The working spaces for the original actual Rosebank Fire Station have been gradually turned into offices and retail spaces. Gallerist and dealer Teresa Lizamore, who previously ran a gallery in nearby Parkwood on Jan Smuts Avenue, cleverly negotiated to use the extensive, high-volumed atrium space of the new office building as a pop-up art gallery, which has now become a semi-permanent arrangement. 

The current work on show, which is technically two separate exhibitions in one space — one of sculpture, one of painting — takes full advantage of the high inner volumes of the walls for Tamara Osso’s often large scale paintings, and the gleaming floor space for Jenny Nijenhuis’s playfully serious sculptures.

Titled Playing By The Rules, sculptor and multidisciplinary artist Nijenhuis seeks to subvert and interrogate society’s gender norms. Often using misogynist tropes such as ‘throwing like a girl’ or the patriarchal injunction to ‘be a man’, the poignant and yet good-humoured sculpted figures disobey these rules and mores. Focused on the human body in such subversive spaces, her smaller figures on the show are more successful, their scale enabling a better kind of wry undercutting of the subjective and gender identity politics she is focused on.

Nijenhuis graduated from Wits in 1993, and subsequently went into corporate marketing. Since returning to the field full time over the last few years, she has been successful in many art competitions and has participated in several group exhibitions. 

Tamara Osso Rebuild (Detail).
Tamara Osso Rebuild (Detail).
Image: Supplied
Be a Man - Jenny Nijenhuis 1915 MR.
Be a Man - Jenny Nijenhuis 1915 MR.
Image: Supplied

The other show in the space, Tamara Osso’s group of paintings entitled The Paradise of Normality is a deeply personal, autobiographical rendering of healing post-trauma. Osso’s son suffered from focal seizures resulting in her family living in a constant state of emergency. In 2019 he underwent successful brain surgery and her family found personal reprieve at a time of extreme crisis during the Covid-19 pandemic. The body of work speaks about the process of release from the impending prospect of trauma or even death. Despite the notion of trauma that underpins the intent behind the body of work, this group of acutely observed landscapes, often abstracted beyond the natural world they ostensibly observe, conveys a minutely detailed sense of calm.

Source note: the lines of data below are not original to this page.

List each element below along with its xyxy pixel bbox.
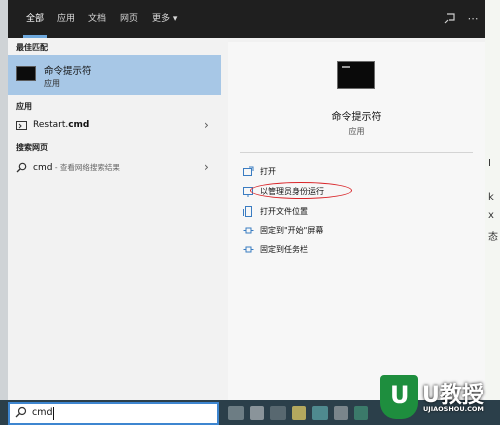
taskbar-search-box[interactable]: cmd bbox=[8, 402, 219, 425]
action-open-file-location-label: 打开文件位置 bbox=[260, 207, 308, 216]
web-search-item[interactable]: cmd - 查看网络搜索结果 › bbox=[8, 158, 221, 178]
chevron-right-icon[interactable]: › bbox=[204, 118, 209, 132]
taskbar-app-icon[interactable] bbox=[292, 406, 306, 420]
action-pin-to-start[interactable]: 固定到"开始"屏幕 bbox=[242, 223, 442, 239]
script-file-icon bbox=[16, 120, 28, 132]
desktop-text-fragment: I bbox=[488, 158, 491, 169]
more-icon[interactable]: ⋯ bbox=[466, 12, 480, 26]
tab-web[interactable]: 网页 bbox=[120, 0, 138, 38]
web-search-header: 搜索网页 bbox=[16, 143, 48, 152]
chevron-right-icon[interactable]: › bbox=[204, 160, 209, 174]
best-match-header: 最佳匹配 bbox=[16, 43, 48, 52]
feedback-icon[interactable] bbox=[442, 12, 456, 26]
watermark-url: UJIAOSHOU.COM bbox=[423, 405, 484, 413]
desktop-text-fragment: x bbox=[488, 210, 494, 221]
divider bbox=[240, 152, 473, 153]
taskbar-app-icon[interactable] bbox=[270, 406, 286, 420]
search-icon bbox=[15, 406, 27, 421]
annotation-ellipse bbox=[250, 182, 352, 199]
tab-all[interactable]: 全部 bbox=[22, 0, 48, 38]
results-pane: 最佳匹配 命令提示符 应用 应用 Restart.cmd › 搜索网页 cmd … bbox=[8, 38, 228, 400]
cmd-app-icon bbox=[16, 66, 36, 81]
details-subtitle: 应用 bbox=[348, 127, 365, 136]
action-pin-to-taskbar-label: 固定到任务栏 bbox=[260, 245, 308, 254]
app-result-item[interactable]: Restart.cmd › bbox=[8, 116, 221, 136]
taskbar-app-icon[interactable] bbox=[354, 406, 368, 420]
watermark-logo: U U教授 UJIAOSHOU.COM bbox=[380, 375, 492, 419]
search-icon bbox=[16, 162, 28, 174]
apps-header: 应用 bbox=[16, 102, 32, 111]
start-menu: 全部 应用 文档 网页 更多 ▾ ⋯ 最佳匹配 命令提示符 应用 应用 Rest… bbox=[8, 0, 485, 400]
file-location-icon bbox=[242, 206, 254, 218]
search-filter-bar: 全部 应用 文档 网页 更多 ▾ ⋯ bbox=[8, 0, 485, 38]
action-pin-to-start-label: 固定到"开始"屏幕 bbox=[260, 226, 324, 235]
taskbar-app-icon[interactable] bbox=[312, 406, 328, 420]
tab-apps[interactable]: 应用 bbox=[57, 0, 75, 38]
desktop-background: I k x 态 bbox=[485, 0, 500, 400]
best-match-type: 应用 bbox=[44, 79, 60, 88]
details-title: 命令提示符 bbox=[331, 112, 382, 123]
taskbar-app-icon[interactable] bbox=[250, 406, 264, 420]
search-input[interactable]: cmd bbox=[32, 407, 53, 418]
best-match-item[interactable]: 命令提示符 应用 bbox=[8, 55, 221, 95]
web-search-label: cmd - 查看网络搜索结果 bbox=[33, 163, 120, 173]
cmd-app-large-icon bbox=[337, 61, 375, 89]
tab-documents[interactable]: 文档 bbox=[88, 0, 106, 38]
shield-logo-icon: U bbox=[380, 375, 418, 419]
action-pin-to-taskbar[interactable]: 固定到任务栏 bbox=[242, 242, 442, 258]
pin-icon bbox=[242, 225, 254, 237]
tab-more[interactable]: 更多 ▾ bbox=[152, 0, 177, 38]
desktop-text-fragment: k bbox=[488, 192, 494, 203]
app-result-label: Restart.cmd bbox=[33, 120, 90, 130]
taskbar-app-icon[interactable] bbox=[334, 406, 348, 420]
pin-icon bbox=[242, 244, 254, 256]
details-pane: 命令提示符 应用 打开 以管理员身份运行 打开文件位置 固定到"开始"屏幕 固定… bbox=[228, 42, 485, 400]
taskbar-app-icon[interactable] bbox=[228, 406, 244, 420]
text-caret bbox=[53, 407, 54, 420]
desktop-text-fragment: 态 bbox=[488, 232, 498, 243]
action-open[interactable]: 打开 bbox=[242, 164, 442, 180]
best-match-name: 命令提示符 bbox=[44, 66, 92, 77]
action-open-label: 打开 bbox=[260, 167, 276, 176]
action-open-file-location[interactable]: 打开文件位置 bbox=[242, 204, 442, 220]
open-icon bbox=[242, 166, 254, 178]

Tamara Osso Lawn Meditation.
Tamara Osso Lawn Meditation.
Image: Supplied

That is not to say they are zen-like — each work also conveys a dynamism and strong sense of movement, one emerging, says Osso, from her own background in choreography and professional dance. They are also full of surprisingly sinister touches, a shadowy figure disguised by dense foliage, or a sense that the humans in her paintings will be overwhelmed by the undergrowth — just like the dangers that lurk in every garden. Osso completed her MAFA degree (with distinction) at Wits in 2014. This is her first solo. Both artists are worth keeping an eye on.